Seriuosly? K53 prescripts in terms of mirror observations cause far more observation time away from the direction travelled and that is not deemed dangerous? Ok, i do expect vaping within reason but this type of nannying just grinds my gears.

Regards

Reactions: Agree 1


----------



## RichJB (6/3/18)

Hallucinated_ said:


> Oh my bad, I saw the head of the article *Police warn vaping motorists could lose their licence and face prosecution if they use e-cigarette at wheel. *or did you miss that



No, I didn't miss that. However, I think that you may have missed this excerpt from the article:



> Sergeant John Davis of Surrey Police echoed this comment, adding: "Any person who is distracted in any way could be guilty of an offence - whether that be smoking, vaping or eating.

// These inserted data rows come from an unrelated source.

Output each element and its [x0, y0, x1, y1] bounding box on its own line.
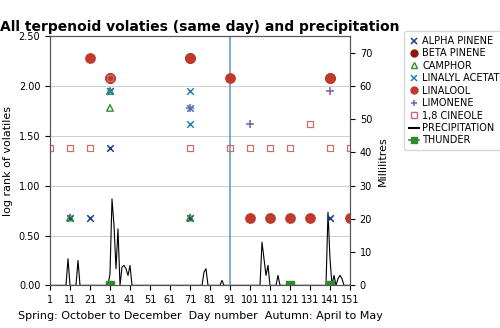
Point [346, 145, 354, 150]
Point [106, 145, 114, 150]
Point [286, 145, 294, 150]
Point [326, 215, 334, 220]
Point [106, 88, 114, 93]
Point [186, 105, 194, 111]
Point [86, 215, 94, 220]
Point [306, 215, 314, 220]
Point [266, 215, 274, 220]
Point [106, 105, 114, 111]
Title: All terpenoid volaties (same day) and precipitation: All terpenoid volaties (same day) and pr… [0, 20, 400, 33]
Point [326, 75, 334, 81]
Point [106, 75, 114, 81]
Point [246, 215, 254, 220]
Point [266, 215, 274, 220]
X-axis label: Spring: October to December  Day number  Autumn: April to May: Spring: October to December Day number A… [18, 311, 382, 321]
Point [266, 145, 274, 150]
Y-axis label: log rank of volatiles: log rank of volatiles [3, 106, 13, 216]
Point [266, 215, 274, 220]
Point [66, 145, 74, 150]
Point [246, 215, 254, 220]
Point [86, 145, 94, 150]
Point [186, 55, 194, 61]
Point [246, 121, 254, 127]
Point [106, 88, 114, 93]
Point [246, 145, 254, 150]
Point [226, 75, 234, 81]
Point [326, 145, 334, 150]
Point [66, 215, 74, 220]
Point [306, 215, 314, 220]
Point [186, 55, 194, 61]
Legend: ALPHA PINENE, BETA PINENE, CAMPHOR, LINALYL ACETATE, LINALOOL, LIMONENE, 1,8 CIN: ALPHA PINENE, BETA PINENE, CAMPHOR, LINA… [404, 31, 500, 150]
Point [106, 75, 114, 81]
Point [306, 121, 314, 127]
Point [186, 105, 194, 111]
Point [106, 88, 114, 93]
Point [286, 215, 294, 220]
Point [346, 215, 354, 220]
Point [186, 215, 194, 220]
Y-axis label: Millilitres: Millilitres [378, 136, 388, 186]
Point [186, 88, 194, 93]
Point [66, 215, 74, 220]
Point [186, 215, 194, 220]
Point [186, 121, 194, 127]
Point [86, 55, 94, 61]
Point [46, 145, 54, 150]
Point [326, 75, 334, 81]
Point [246, 215, 254, 220]
Point [326, 88, 334, 93]
Point [106, 75, 114, 81]
Point [226, 145, 234, 150]
Point [186, 145, 194, 150]
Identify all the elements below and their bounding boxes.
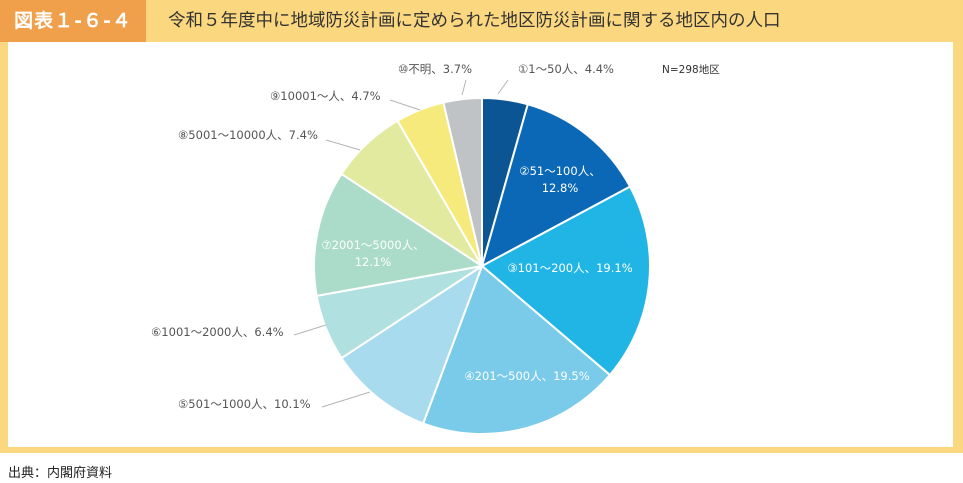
figure-number: 図表１-６-４ <box>0 0 146 42</box>
slice-label-6: ⑥1001～2000人、6.4% <box>151 325 284 339</box>
slice-label-7: ⑦2001～5000人、 12.1% <box>321 238 424 269</box>
pie-slice-2 <box>480 103 632 268</box>
source-note: 出典：内閣府資料 <box>8 466 113 481</box>
figure-header: 図表１-６-４ 令和５年度中に地域防災計画に定められた地区防災計画に関する地区内… <box>0 0 963 42</box>
pie-slice-3 <box>480 185 651 377</box>
slice-label-1: ①1～50人、4.4% <box>518 62 614 76</box>
pie-slice-10 <box>442 96 483 267</box>
leader-line-10 <box>461 79 467 96</box>
pie-slice-5 <box>340 263 485 425</box>
leader-line-1 <box>497 79 509 95</box>
slice-label-9: ⑨10001～人、4.7% <box>270 89 381 103</box>
pie-slice-4 <box>421 264 612 435</box>
pie-slice-7 <box>313 172 485 298</box>
slice-label-10: ⑩不明、3.7% <box>398 62 472 76</box>
slice-label-3: ③101～200人、19.1% <box>507 261 632 275</box>
leader-line-6 <box>293 324 327 336</box>
leader-line-8 <box>325 139 361 151</box>
slice-label-4: ④201～500人、19.5% <box>464 369 589 383</box>
slice-label-8: ⑧5001～10000人、7.4% <box>178 128 318 142</box>
leader-line-9 <box>389 99 421 111</box>
slice-label-5: ⑤501～1000人、10.1% <box>178 397 311 411</box>
slice-label-2: ②51～100人、 12.8% <box>519 164 600 195</box>
sample-size-note: N=298地区 <box>662 63 720 76</box>
leader-line-5 <box>321 391 371 408</box>
figure-title: 令和５年度中に地域防災計画に定められた地区防災計画に関する地区内の人口 <box>168 11 781 31</box>
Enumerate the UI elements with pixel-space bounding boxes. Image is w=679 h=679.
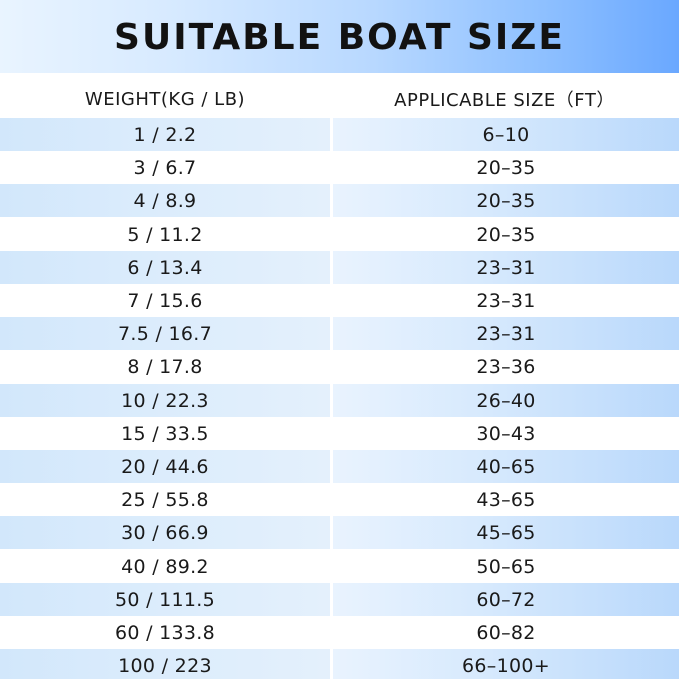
table-row: 8 / 17.8 23–36 xyxy=(0,350,679,383)
column-divider xyxy=(330,583,333,616)
weight-cell: 60 / 133.8 xyxy=(114,621,216,644)
size-cell: 66–100+ xyxy=(333,649,679,679)
column-divider xyxy=(330,251,333,284)
column-divider xyxy=(330,483,333,516)
size-cell: 23–31 xyxy=(333,251,679,284)
column-divider xyxy=(330,616,333,649)
column-divider xyxy=(330,218,333,251)
column-divider xyxy=(330,118,333,151)
weight-cell: 50 / 111.5 xyxy=(0,583,330,616)
table-row: 5 / 11.2 20–35 xyxy=(0,218,679,251)
weight-cell: 7 / 15.6 xyxy=(127,289,203,312)
weight-cell: 25 / 55.8 xyxy=(121,488,209,511)
size-cell: 50–65 xyxy=(476,555,536,578)
table-row: 30 / 66.9 45–65 xyxy=(0,516,679,549)
column-divider xyxy=(330,550,333,583)
weight-cell: 1 / 2.2 xyxy=(0,118,330,151)
weight-cell: 6 / 13.4 xyxy=(0,251,330,284)
size-cell: 23–31 xyxy=(476,289,536,312)
column-divider xyxy=(330,151,333,184)
weight-cell: 10 / 22.3 xyxy=(0,384,330,417)
size-cell: 20–35 xyxy=(333,184,679,217)
table-row: 20 / 44.6 40–65 xyxy=(0,450,679,483)
table-row: 7 / 15.6 23–31 xyxy=(0,284,679,317)
column-divider xyxy=(330,417,333,450)
size-cell: 40–65 xyxy=(333,450,679,483)
size-cell: 45–65 xyxy=(333,516,679,549)
size-cell: 60–72 xyxy=(333,583,679,616)
table-row: 40 / 89.2 50–65 xyxy=(0,550,679,583)
weight-cell: 5 / 11.2 xyxy=(127,223,203,246)
weight-cell: 7.5 / 16.7 xyxy=(0,317,330,350)
weight-cell: 4 / 8.9 xyxy=(0,184,330,217)
weight-column-header: WEIGHT(KG / LB) xyxy=(84,88,246,110)
table-row: 6 / 13.4 23–31 xyxy=(0,251,679,284)
column-divider xyxy=(330,384,333,417)
size-cell: 43–65 xyxy=(476,488,536,511)
weight-cell: 100 / 223 xyxy=(0,649,330,679)
column-divider xyxy=(330,516,333,549)
column-divider xyxy=(330,350,333,383)
table-row: 15 / 33.5 30–43 xyxy=(0,417,679,450)
weight-cell: 40 / 89.2 xyxy=(121,555,209,578)
title-banner: SUITABLE BOAT SIZE xyxy=(0,0,679,73)
size-cell: 23–36 xyxy=(476,355,536,378)
table-row: 4 / 8.9 20–35 xyxy=(0,184,679,217)
table-row: 25 / 55.8 43–65 xyxy=(0,483,679,516)
table-row: 3 / 6.7 20–35 xyxy=(0,151,679,184)
weight-cell: 8 / 17.8 xyxy=(127,355,203,378)
weight-cell: 20 / 44.6 xyxy=(0,450,330,483)
table-row: 60 / 133.8 60–82 xyxy=(0,616,679,649)
column-divider xyxy=(330,450,333,483)
column-divider xyxy=(330,317,333,350)
table-row: 50 / 111.5 60–72 xyxy=(0,583,679,616)
size-cell: 20–35 xyxy=(476,223,536,246)
table-row: 7.5 / 16.7 23–31 xyxy=(0,317,679,350)
size-cell: 26–40 xyxy=(333,384,679,417)
size-column-header: APPLICABLE SIZE（FT） xyxy=(394,90,615,111)
size-cell: 30–43 xyxy=(476,422,536,445)
table-body: 1 / 2.2 6–10 3 / 6.7 20–35 4 / 8.9 20–35 5 / 1… xyxy=(0,118,679,679)
weight-cell: 3 / 6.7 xyxy=(133,156,197,179)
column-divider xyxy=(330,649,333,679)
table-row: 10 / 22.3 26–40 xyxy=(0,384,679,417)
table-header: WEIGHT(KG / LB) APPLICABLE SIZE（FT） xyxy=(0,81,679,117)
table-row: 100 / 223 66–100+ xyxy=(0,649,679,679)
page-title: SUITABLE BOAT SIZE xyxy=(114,17,565,58)
size-cell: 20–35 xyxy=(476,156,536,179)
column-divider xyxy=(330,184,333,217)
table-row: 1 / 2.2 6–10 xyxy=(0,118,679,151)
weight-cell: 15 / 33.5 xyxy=(121,422,209,445)
size-cell: 60–82 xyxy=(476,621,536,644)
weight-cell: 30 / 66.9 xyxy=(0,516,330,549)
column-divider xyxy=(330,284,333,317)
size-cell: 23–31 xyxy=(333,317,679,350)
size-cell: 6–10 xyxy=(333,118,679,151)
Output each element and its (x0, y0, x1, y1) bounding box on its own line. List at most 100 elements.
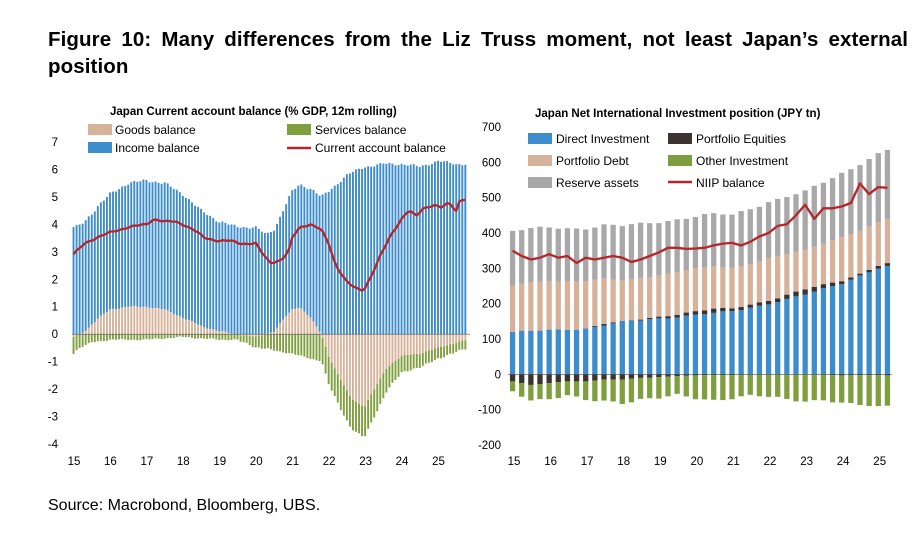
bar-goods (348, 334, 351, 396)
legend-swatch-other (668, 155, 692, 166)
bar-services (424, 351, 427, 364)
bar-direct (583, 328, 589, 375)
bar-goods (443, 334, 446, 347)
bar-reserve (784, 197, 790, 254)
bar-direct (601, 325, 607, 375)
bar-direct (555, 329, 561, 375)
bar-debt (509, 285, 516, 332)
bar-reserve (765, 202, 772, 258)
bar-goods (364, 334, 367, 407)
bar-other (701, 375, 708, 400)
bar-income (212, 218, 215, 330)
bar-other (839, 375, 845, 403)
bar-income (430, 164, 433, 335)
bar-services (90, 334, 93, 343)
bar-debt (656, 275, 662, 317)
bar-debt (692, 268, 699, 312)
bar-income (345, 174, 348, 335)
left-chart: Japan Current account balance (% GDP, 12… (48, 106, 470, 468)
legend-debt: Portfolio Debt (556, 154, 629, 168)
bar-income (418, 167, 421, 335)
bar-other (628, 378, 635, 403)
bar-goods (294, 308, 297, 335)
bar-services (382, 373, 385, 399)
bar-direct (711, 312, 717, 375)
bar-income (175, 189, 178, 316)
bar-services (306, 334, 309, 359)
bar-income (279, 216, 282, 324)
bar-goods (452, 334, 455, 344)
bar-income (142, 179, 145, 307)
bar-income (336, 184, 339, 335)
bar-goods (145, 306, 148, 335)
bar-services (112, 334, 114, 340)
bar-debt (647, 277, 653, 318)
bar-direct (628, 320, 635, 375)
bar-income (397, 165, 400, 335)
x-tick-label: 22 (764, 456, 777, 468)
bar-equities (729, 308, 735, 312)
bar-goods (361, 334, 364, 406)
bar-goods (382, 334, 385, 374)
bar-income (385, 163, 388, 335)
legend-swatch-services (287, 124, 311, 135)
bar-services (437, 347, 439, 359)
bar-reserve (747, 209, 753, 265)
bar-income (315, 193, 318, 327)
legend-other: Other Investment (696, 154, 789, 168)
bar-income (324, 192, 327, 335)
bar-income (437, 160, 439, 335)
bar-other (829, 375, 836, 403)
bar-equities (765, 300, 772, 305)
bar-equities (829, 374, 836, 376)
bar-equities (592, 326, 598, 327)
bar-goods (266, 333, 269, 335)
bar-goods (339, 334, 342, 381)
bar-goods (194, 323, 196, 335)
bar-income (406, 165, 409, 335)
bar-goods (440, 334, 442, 347)
bar-income (93, 211, 96, 323)
bar-services (315, 334, 318, 361)
bar-income (209, 215, 212, 330)
bar-other (656, 377, 662, 399)
bar-direct (701, 314, 708, 375)
bar-goods (270, 332, 272, 335)
bar-services (218, 334, 221, 340)
bar-reserve (647, 223, 653, 278)
bar-income (415, 165, 418, 335)
bar-goods (130, 306, 133, 335)
bar-services (203, 334, 206, 339)
bar-other (711, 375, 717, 400)
bar-other (820, 374, 827, 401)
bar-income (163, 182, 166, 310)
bar-debt (784, 253, 790, 295)
bar-services (415, 353, 418, 368)
bar-equities (692, 311, 699, 315)
x-tick-label: 25 (873, 456, 886, 468)
bar-goods (99, 315, 102, 335)
bar-goods (154, 307, 157, 335)
legend-goods: Goods balance (115, 123, 196, 137)
bar-income (157, 182, 160, 309)
bar-goods (285, 316, 288, 335)
bar-direct (839, 284, 845, 375)
bar-reserve (573, 228, 580, 282)
legend-swatch-reserve (528, 177, 552, 188)
bar-equities (637, 374, 644, 378)
bar-reserve (564, 228, 571, 282)
bar-services (263, 334, 266, 349)
bar-income (245, 227, 248, 335)
bar-direct (802, 294, 808, 375)
bar-services (446, 345, 449, 355)
bar-income (188, 199, 190, 320)
bar-direct (573, 329, 580, 375)
bar-goods (303, 311, 306, 335)
bar-income (318, 195, 321, 332)
bar-direct (775, 302, 781, 375)
bar-other (564, 381, 571, 396)
bar-services (227, 334, 230, 341)
bar-services (285, 334, 288, 354)
bar-income (118, 189, 121, 309)
bar-goods (455, 334, 458, 343)
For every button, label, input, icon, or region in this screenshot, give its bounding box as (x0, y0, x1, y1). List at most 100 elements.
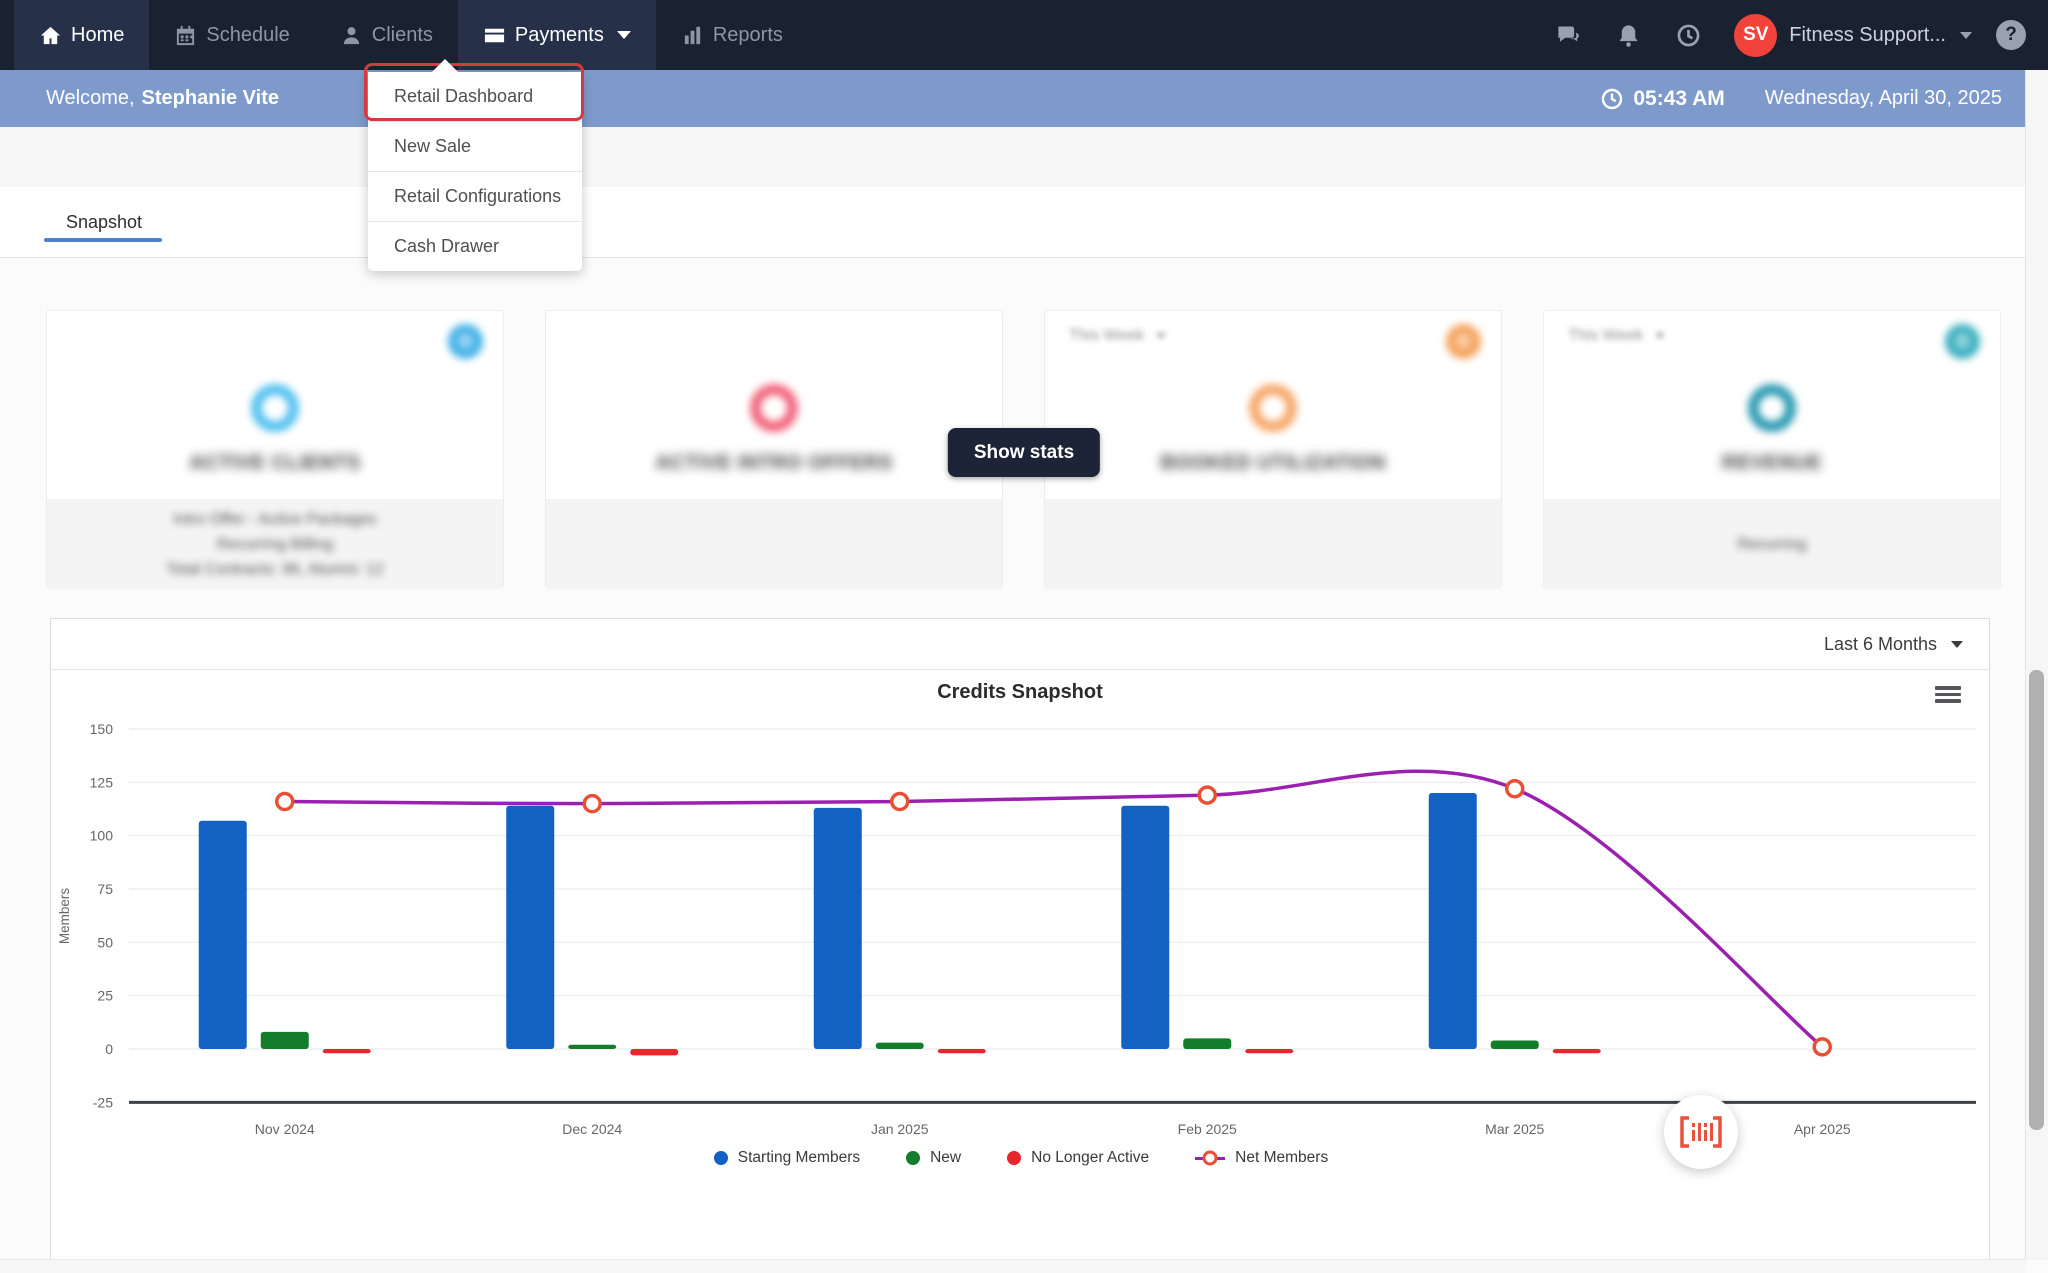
y-tick-label: -25 (93, 1094, 113, 1110)
card-period-label: This Week (1568, 327, 1643, 345)
menu-item-cash-drawer[interactable]: Cash Drawer (368, 221, 582, 271)
net-members-marker (584, 796, 600, 812)
card-period-label: This Week (1069, 327, 1144, 345)
bar-new (876, 1043, 924, 1049)
legend-dot-icon (906, 1151, 920, 1165)
calendar-icon (174, 24, 197, 47)
stat-donut (1249, 384, 1297, 432)
gear-icon[interactable] (448, 324, 483, 359)
legend-item-net-members[interactable]: Net Members (1195, 1149, 1328, 1167)
barcode-scan-button[interactable] (1664, 1095, 1738, 1169)
tab-snapshot[interactable]: Snapshot (66, 187, 142, 257)
chart-title: Credits Snapshot (51, 681, 1989, 704)
account-menu[interactable]: Fitness Support... (1789, 24, 1972, 47)
date-range-selector[interactable]: Last 6 Months (1824, 634, 1963, 655)
legend-label: Starting Members (738, 1149, 860, 1167)
stat-card-footer (546, 499, 1002, 589)
stat-card-booked-utilization: This Week BOOKED UTILIZATION (1044, 310, 1502, 588)
card-period-selector[interactable]: This Week (1069, 327, 1166, 345)
chart-panel-header: Last 6 Months (51, 619, 1989, 670)
bar-starting-members (1121, 806, 1169, 1049)
legend-item-no-longer-active[interactable]: No Longer Active (1007, 1149, 1149, 1167)
y-axis-title: Members (57, 888, 72, 945)
nav-schedule[interactable]: Schedule (149, 0, 314, 70)
stat-card-footer: Intro Offer - Active Packages Recurring … (47, 499, 503, 589)
active-tab-underline (44, 238, 162, 242)
net-members-marker (1814, 1039, 1830, 1055)
credit-card-icon (483, 24, 506, 47)
y-tick-label: 125 (90, 774, 114, 790)
notifications-bell-icon (1615, 22, 1642, 49)
stat-card-body: ACTIVE INTRO OFFERS (546, 311, 1002, 499)
help-icon[interactable] (1996, 20, 2026, 50)
stat-donut (251, 384, 299, 432)
footer-line: Recurring Billing (217, 532, 334, 557)
nav-payments[interactable]: Payments (458, 0, 656, 70)
net-members-marker (1199, 787, 1215, 803)
nav-payments-label: Payments (515, 24, 604, 47)
chevron-down-icon (1951, 641, 1963, 648)
footer-line: Total Contracts: 96, Alumni: 12 (167, 557, 384, 582)
gear-icon[interactable] (1945, 324, 1980, 359)
stat-card-title: ACTIVE INTRO OFFERS (655, 452, 892, 475)
nav-reports[interactable]: Reports (656, 0, 808, 70)
menu-item-retail-dashboard[interactable]: Retail Dashboard (368, 72, 582, 121)
vertical-scrollbar-thumb[interactable] (2029, 670, 2044, 1130)
stat-card-body: This Week REVENUE (1544, 311, 2000, 499)
bar-starting-members (1429, 793, 1477, 1049)
menu-item-new-sale[interactable]: New Sale (368, 121, 582, 171)
user-name: Stephanie Vite (142, 87, 279, 110)
barcode-scan-icon (1678, 1115, 1724, 1149)
account-label: Fitness Support... (1789, 24, 1946, 47)
stat-card-title: BOOKED UTILIZATION (1160, 452, 1385, 475)
bar-new (1183, 1038, 1231, 1049)
current-time: 05:43 AM (1633, 87, 1724, 111)
stat-card-active-intro-offers: ACTIVE INTRO OFFERS (545, 310, 1003, 588)
notifications-button[interactable] (1598, 22, 1658, 49)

Which answers your question about smoking at the wheel.

Reactions: Winner 1 | Informative 1


----------



## Silver (6/3/18)

Thanks for this @Alex

I am so strongly against people driving and not concentrating.

Today I was driving in Sandton after a meeting and saw about three or four people with their cellphones right in front of their faces busy scrolling while driving. *Not stopped at the robot*. Driving - at speeds of about 40/50 km/h.

It's so sad.

I wish those people would consider the safety of others when they drive a 1.5 ton projectile in a public road with other drivers and pedestrians around them - while they trying to scroll on their phone and clearly not looking at the road.

It's obvious they don't know what damage they can cause to others by a lack of concentration for just a second or two.

Reactions: Agree 2


----------